Absolve the sentence of this land: Migrant vote now!

On migrant voting rights in Germany

Since its creation in 2018, Bloque Latinoamericano has directed most of its political work towards transforming the many dimensions of the eminently precarious conditions of the migrant life in Berlin. This precariousness is not only defined by how migrant labor contributes to the reproduction of capital, and the workforce in global centers such as Germany—most often inserted into sectors where exploitation is brutally manifested, such as gastronomy, platform economy jobs, cleaning, and care work. It is also revealed in the political exclusion from the most fundamental right that defines any democracy: the ability to vote. 

This is neither a new feature of German history, nor something specific to the Latin American migrant population. At least since the massive displacements of the so-called “guest workers” (Gastarbeiter)—mainly from Turkey, Greece, and Italy, who, after the Second World War, contributed to the “miraculous” recovery of the German economy (Wirtschaftswunder)—migrants and their descendants have been systematically excluded from citizenship and the right to vote in this country. These antidemocratic and racist tendencies have consolidated over the decades to the point where today more than 14 million people live in Germany without having German citizenship (16.7% of the total population), of whom 11 million (13.1%) are of voting age. 1.5 million of these people were born in this country but do not hold a German passport.

In a political context characterized not only by the rise of far-right forces, but also by a generalized conservative, repressive, and militaristic turn across the entire political spectrum, migrants have become the fundamental public enemy, replacing the rich vs. poor contradiction that dominated the narrative in previous decades.
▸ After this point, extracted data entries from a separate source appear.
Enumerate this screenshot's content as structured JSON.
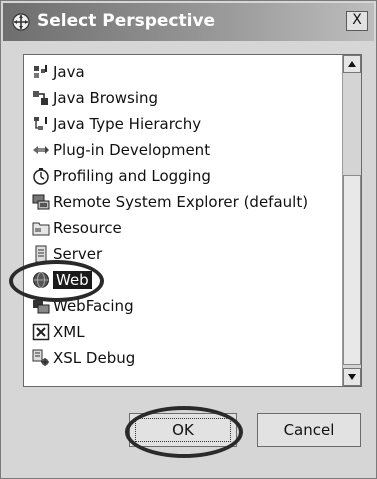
{
  "dialog": {
    "title": "Select Perspective",
    "title_icon": "perspective-icon",
    "close_label": "X"
  },
  "perspectives": [
    {
      "label": "Java",
      "icon": "java-icon"
    },
    {
      "label": "Java Browsing",
      "icon": "java-browsing-icon"
    },
    {
      "label": "Java Type Hierarchy",
      "icon": "java-type-hierarchy-icon"
    },
    {
      "label": "Plug-in Development",
      "icon": "plugin-development-icon"
    },
    {
      "label": "Profiling and Logging",
      "icon": "profiling-icon"
    },
    {
      "label": "Remote System Explorer (default)",
      "icon": "remote-system-explorer-icon"
    },
    {
      "label": "Resource",
      "icon": "resource-folder-icon"
    },
    {
      "label": "Server",
      "icon": "server-icon"
    },
    {
      "label": "Web",
      "icon": "web-globe-icon",
      "selected": true
    },
    {
      "label": "WebFacing",
      "icon": "webfacing-icon"
    },
    {
      "label": "XML",
      "icon": "xml-icon"
    },
    {
      "label": "XSL Debug",
      "icon": "xsl-debug-icon"
    }
  ],
  "buttons": {
    "ok": "OK",
    "cancel": "Cancel"
  },
  "colors": {
    "selection_bg": "#1a1a1a",
    "annotation": "#2a2a2a"
  }
}
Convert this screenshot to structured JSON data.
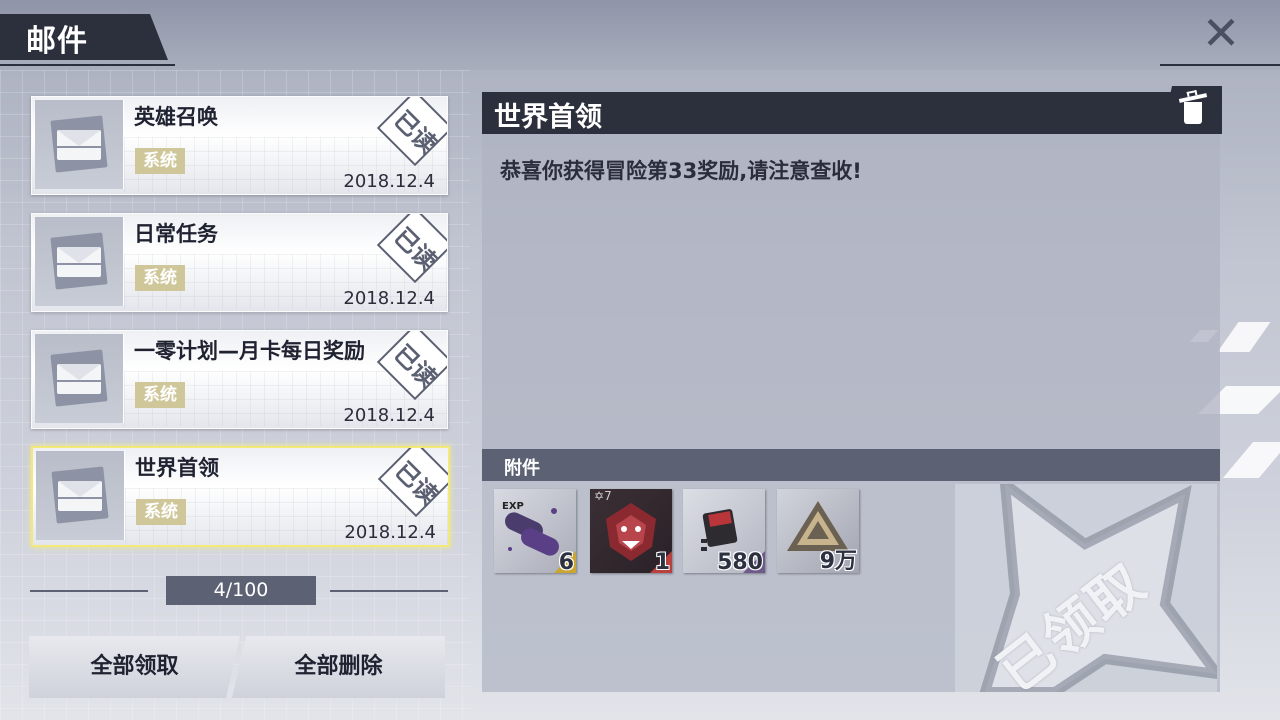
{
  "header": {
    "title": "邮件"
  },
  "mails": [
    {
      "name": "英雄召唤",
      "tag": "系统",
      "date": "2018.12.4",
      "status": "已读"
    },
    {
      "name": "日常任务",
      "tag": "系统",
      "date": "2018.12.4",
      "status": "已读"
    },
    {
      "name": "一零计划—月卡每日奖励",
      "tag": "系统",
      "date": "2018.12.4",
      "status": "已读"
    },
    {
      "name": "世界首领",
      "tag": "系统",
      "date": "2018.12.4",
      "status": "已读",
      "selected": true
    }
  ],
  "pagination": {
    "text": "4/100"
  },
  "buttons": {
    "claim_all": "全部领取",
    "delete_all": "全部删除"
  },
  "detail": {
    "title": "世界首领",
    "content": "恭喜你获得冒险第33奖励,请注意查收!",
    "attachments_label": "附件",
    "claimed_label": "已领取"
  },
  "attachments": [
    {
      "icon": "exp-capsule-icon",
      "count": "6",
      "label": "EXP"
    },
    {
      "icon": "dragon-head-icon",
      "count": "1",
      "stars": "7"
    },
    {
      "icon": "chip-module-icon",
      "count": "580"
    },
    {
      "icon": "triangle-coin-icon",
      "count": "9万"
    }
  ],
  "colors": {
    "dark": "#2c303c",
    "accent_bar": "#5c6274",
    "tag": "#cfc79a",
    "selected_border": "#f2e97a"
  }
}
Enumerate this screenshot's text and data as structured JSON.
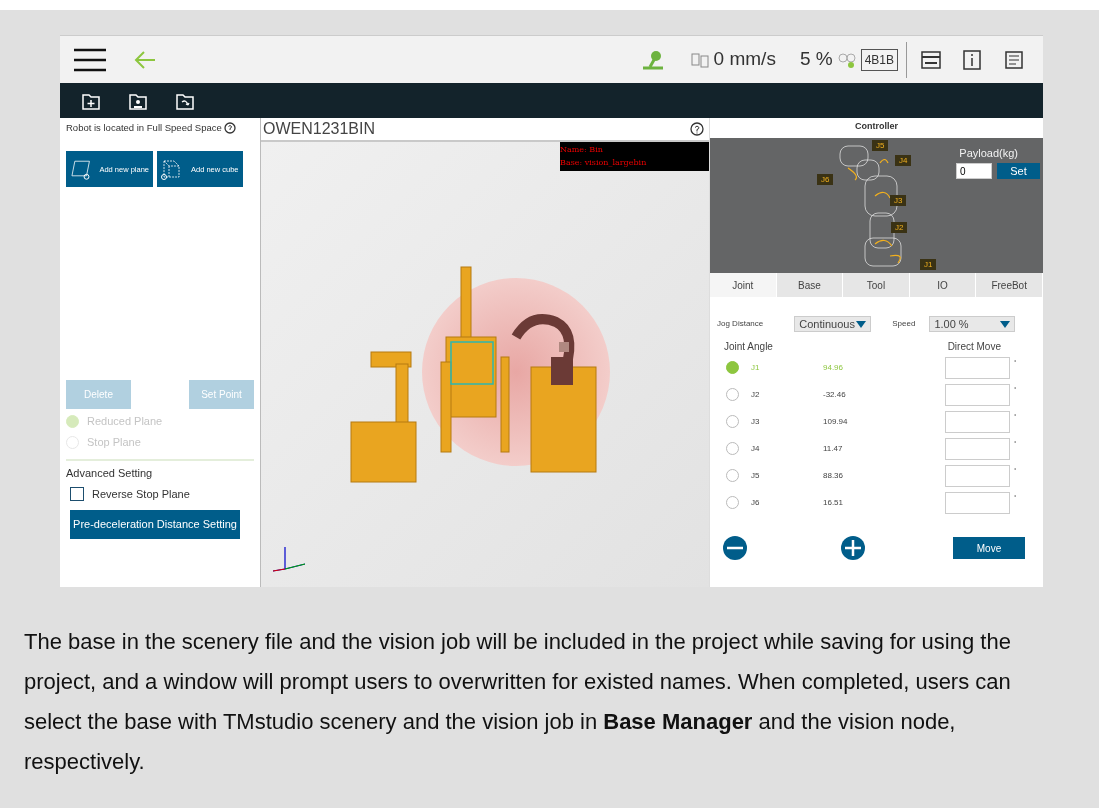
{
  "top_bar": {
    "speed": "0 mm/s",
    "speed_percent": "5 %",
    "mode_badge": "4B1B"
  },
  "left_panel": {
    "status": "Robot is located in Full Speed Space",
    "add_buttons": [
      "Add new plane",
      "Add new cube"
    ],
    "delete_button": {
      "label": "Delete",
      "disabled": true
    },
    "set_point_button": {
      "label": "Set Point",
      "disabled": true
    },
    "plane_types": [
      {
        "label": "Reduced Plane",
        "selected": true,
        "disabled": true
      },
      {
        "label": "Stop Plane",
        "selected": false,
        "disabled": true
      }
    ],
    "advanced_heading": "Advanced Setting",
    "reverse_stop_plane": {
      "label": "Reverse Stop Plane",
      "checked": false
    },
    "pre_deceleration_button": "Pre-deceleration Distance Setting"
  },
  "scene": {
    "title": "OWEN1231BIN",
    "info_lines": [
      "Name: Bin",
      "Base: vision_largebin"
    ]
  },
  "controller": {
    "title": "Controller",
    "payload_label": "Payload(kg)",
    "payload_value": "0",
    "set_button": "Set",
    "diagram_labels": [
      "J5",
      "J4",
      "J6",
      "J3",
      "J2",
      "J1"
    ],
    "tabs": [
      {
        "label": "Joint",
        "selected": true
      },
      {
        "label": "Base",
        "selected": false
      },
      {
        "label": "Tool",
        "selected": false
      },
      {
        "label": "IO",
        "selected": false
      },
      {
        "label": "FreeBot",
        "selected": false
      }
    ],
    "jog_distance_label": "Jog Distance",
    "jog_distance_value": "Continuous",
    "speed_label": "Speed",
    "speed_value": "1.00 %",
    "joint_angle_heading": "Joint Angle",
    "direct_move_heading": "Direct Move",
    "joints": [
      {
        "name": "J1",
        "value": "94.96",
        "selected": true,
        "unit": "°"
      },
      {
        "name": "J2",
        "value": "-32.46",
        "selected": false,
        "unit": "°"
      },
      {
        "name": "J3",
        "value": "109.94",
        "selected": false,
        "unit": "°"
      },
      {
        "name": "J4",
        "value": "11.47",
        "selected": false,
        "unit": "°"
      },
      {
        "name": "J5",
        "value": "88.36",
        "selected": false,
        "unit": "°"
      },
      {
        "name": "J6",
        "value": "16.51",
        "selected": false,
        "unit": "°"
      }
    ],
    "move_button": "Move"
  },
  "caption": "The base in the scenery file and the vision job will be included in the project while saving for using the project, and a window will prompt users to overwritten for existed names. When completed, users can select the base with TMstudio scenery and the vision job in **Base Manager** and the vision node, respectively."
}
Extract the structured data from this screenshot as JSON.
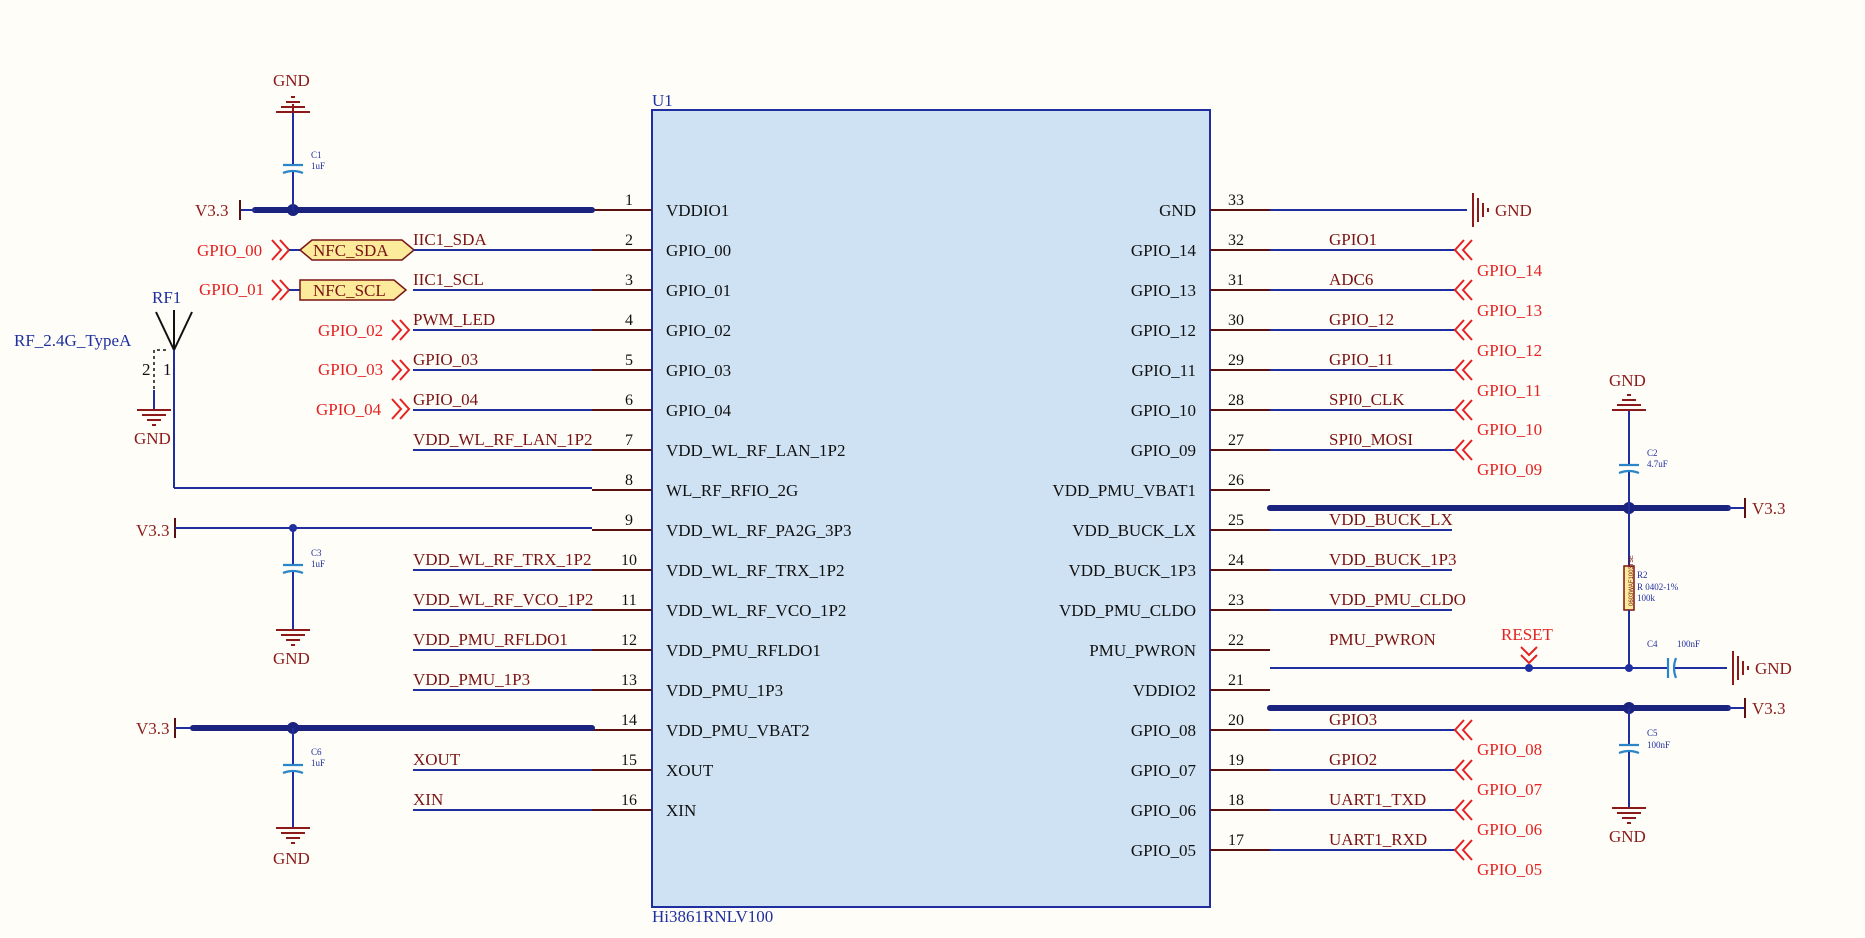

As we have noted on various occasions before, racist narratives portray migrants as the scapegoats for poor economic management, the housing crisis, insecurity, and antisemitism. However, economically, migrant labor today is not replaceable in the German economy. A total expulsion or halt of migration is neither possible, nor in the interests of the various factions of big capital, nor of the political parties of the status quo.

Nonetheless, in this ominous landscape, some progressive developments have begun to emerge that we must deepen through collective struggle. One of the most significant ones has been the strong electoral performance and renewal process of the leftist party Die Linke, following the last elections in February this year. Much of the optimistic mood found expression in the figure of Ferat Koçak, who became the first Die Linke national MP with a migrant background to win a direct mandate in the history of the Federal Republic of Germany. His candidacy was supported by broad sectors of the left and of civil society, which, although not part of the party structure, placed their trust in voting for Koçak as a way to block the advance of the far-right (AfD) and contribute to renewing traditional ways of doing politics, with a new style, more closely linked to the concrete needs of the working and migrant populations living in the Berlin neighborhoods most affected by criminalization and repression.

For these reasons, if the fundamental goal of the left-wing forces and the rest of the political parties is to stop the advance of the right, then granting voice and vote to the sector most targeted by that advance becomes inescapable: only by giving voice to the most precarious bodies, who are the favored targets of fascist threats, can we defeat them!

Some campaigns and civil society initiatives have begun the important task of raising these issues in parliamentary debates and within the public opinion. However, Bloque Latinoamericano considers it fundamental that the demand for migrant voting rights is not limited to lobbying, but instead becomes part of a struggle through which a broad political front and social movements expand the social gains of the German working class. Migrant voting rights are non-negotiable: they are won in the streets, at the ballot box, and in history!